毎年ノルマンディー地方へと渡仏してカルヴァドスの造り手を廻り、店名が物語るよう世界に誇るカルヴァドスを所有するバーマンであるが、2013年にフランス現地より“カルヴァドス・アンバサダー”という世界で16人、現地のフランス人が14人を占める中でアジアで唯一の勲章を授与された。
高山氏の生きる道を尊敬しているし、私は己の道を進む中で期間中にフランスで初めて会える事に同い年の親友として何を感じるのだろうか?
店のやり方もスタイルも全く違うのであるが、それを自らが全うしてきた旅の最後に感じれるのを楽しみにしていた。

ホテルから歩いて10分もかからずパリの中心部、1区にあるホテル・リッツに18時の待ち合わせ前に着いた。

ヴァンドーム広場に面したリッツはパリで最も高価なホテルとも云われている壮麗な宮殿ホテルである。

勿論宿泊したこともないが、ホテル内に入るのも初めてであった。

ホテルに入ると煌びやかでエレガントな空間に背筋が伸びた。

従業員1人1人の気品、意識の高さもビシビシと伝わってきていた。

ホテル利用客も同じく、そんな雰囲気がホテルの空間をより高めていて、時間までしばらく通路のギャラリーで人間観察を楽しんでいると遠目から分かるほど身体の大きな、そしてオーラのある高山氏が到着した。ようやくパリで会えた。

ここで待ち合わせした理由はレストランへ行く前に食前酒をバーで飲もうと決めていたからであった。
ホテルの奥にひっそりと佇むバー・ヘミングウェイに向かうと18時の開店前に客の列ができていてびっくりした。
18時にバーの扉が開くとヘッドバーテンダーのコリン・ピーター・フィールド氏が1人1人のゲストを笑顔で出迎えていたが、高山氏を見てコリンさんは満面の笑顔で迎えてくれた。
高山氏がアンバサダー授章式の際に司会者がコリンさんだったのと、またこの式と同じ会場で14ヶ国のバーテンダーによるカルヴァドスベースのカクテルコンペティションが開かれた際に高山氏はコリンさんと一緒にカクテルの審査員もしたことからも、コリンさんにとっても嬉しい再会だったのを歓迎度からも感じた。
コリンさんにカウンターの中央に案内して貰うことになり、高山氏はコリンさんに流暢な英語で私を紹介してくれ初めての挨拶を交わした。
投票により世界で最も偉大なバーテンダーとフォーブス誌にて称されたコリンさんに会いに世界中からゲストが次から次へと集まって来ては、コリンさんは客席を回り1人1人を迎えていた。
カウンターに座ると高山氏は1杯目にいつも来ると飲むというカクテルを直ぐにオーダーしたが、私はおすすめのカクテルからイタリアの家庭酒でレモンの皮を使ってウオッカで作る自家製リモンチェッロをスプマンテで割ったカクテル「ザ・ソレント」をお願いし、高山氏と乾杯となった。

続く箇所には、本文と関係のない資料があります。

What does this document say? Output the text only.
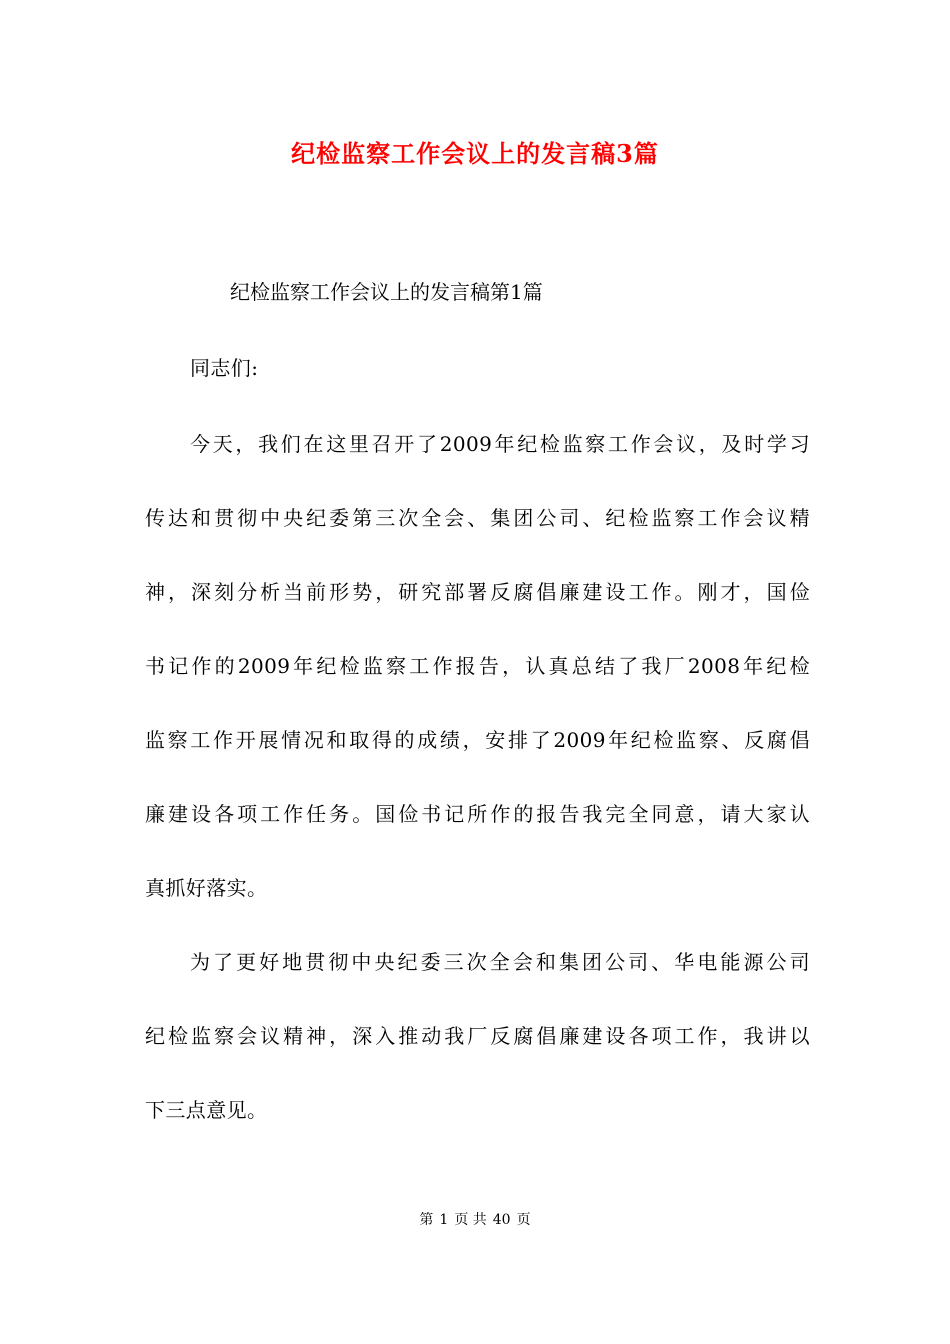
纪检监察工作会议上的发言稿3篇
纪检监察工作会议上的发言稿第1篇
同志们:
今天，我们在这里召开了2009年纪检监察工作会议，及时学习
传达和贯彻中央纪委第三次全会、集团公司、纪检监察工作会议精
神，深刻分析当前形势，研究部署反腐倡廉建设工作。刚才，国俭
书记作的2009年纪检监察工作报告，认真总结了我厂2008年纪检
监察工作开展情况和取得的成绩，安排了2009年纪检监察、反腐倡
廉建设各项工作任务。国俭书记所作的报告我完全同意，请大家认
真抓好落实。
为了更好地贯彻中央纪委三次全会和集团公司、华电能源公司
纪检监察会议精神，深入推动我厂反腐倡廉建设各项工作，我讲以
下三点意见。
第 1 页 共 40 页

今旅がイタリアからスタートしたのでそのストーリーをなぞったカクテルだったからだ。
私がコニャックからパリ入りした日に高山氏もノルマンディーからパリ入りし、先ずはお互いの目的地で仕事を終えた達成感に満たされた中での乾杯に2人でホッと一息付くことが出来た。

バー・ヘミングウェイはその名の通りアーネスト・ヘミングウェイのお気に入りのバーで店名を冠していて、壁にはヘミングウェイが撮った25枚のオリジナル写真が掲げられていて、作家がどんな場所や人に影響されたのかを見ていると知ることが出来る。
気づけば開店30分後にはほぼ満席となりコリンさんは客席を回り忙しい。
「コミュニケーションこそがバーテンダーのすべて」とコリンが言うように、コリンさんの魅力は創るカクテルだけではなく、博識で様々な分野の幅広い知識を持つコリンさんとの会話を求めるゲストを歓迎する姿を見ていると、新しいゲストをコリンさんはカウンターの私達の隣に案内した。
コリンさんは高山氏にその男性を説明したが、アンバサダー授章式を取り上げた出版社の方で、その際にはテレビ、新聞、フランス政府のインタビューを受けていた高山氏は「日本でよりフランスでの方が有名かもしれない」と笑っていた。
高山氏はまたも私を紹介してくれたので、私は短い時間で自己を如何にアピールするために持って来ていた、昨年完走したコニャックマラソンで自身が掲載となったフランスの新聞カラーコピーを渡し、フランス語で挨拶する姿を高山氏は見ながら、私がプレゼンテーション用の資料まで用意していたことに高笑いしていた。
氷を入れたワイングラスに自家製リモンチェッロが何と半分以上入り、それをスプマンテで割るカクテルは1杯目には重く、カクテルを創った若き女性バーテンダーに飲んでグラスが空いた分のスプマンテを足して貰いバランスを取ったが思った以上に破壊力があった。
もう1杯飲んでから行こうとジンフィズを飲み終わる頃には満席でゲストを断るまでとなり、席を空けようと会計を急いだ。
1杯のカクテルが30ユーロを超える高級店であるが、高いからこそステイタスを保つ意味、そしてコリンさん目当てにこれだけの集客力を肌で感じ刺激になる時間だった。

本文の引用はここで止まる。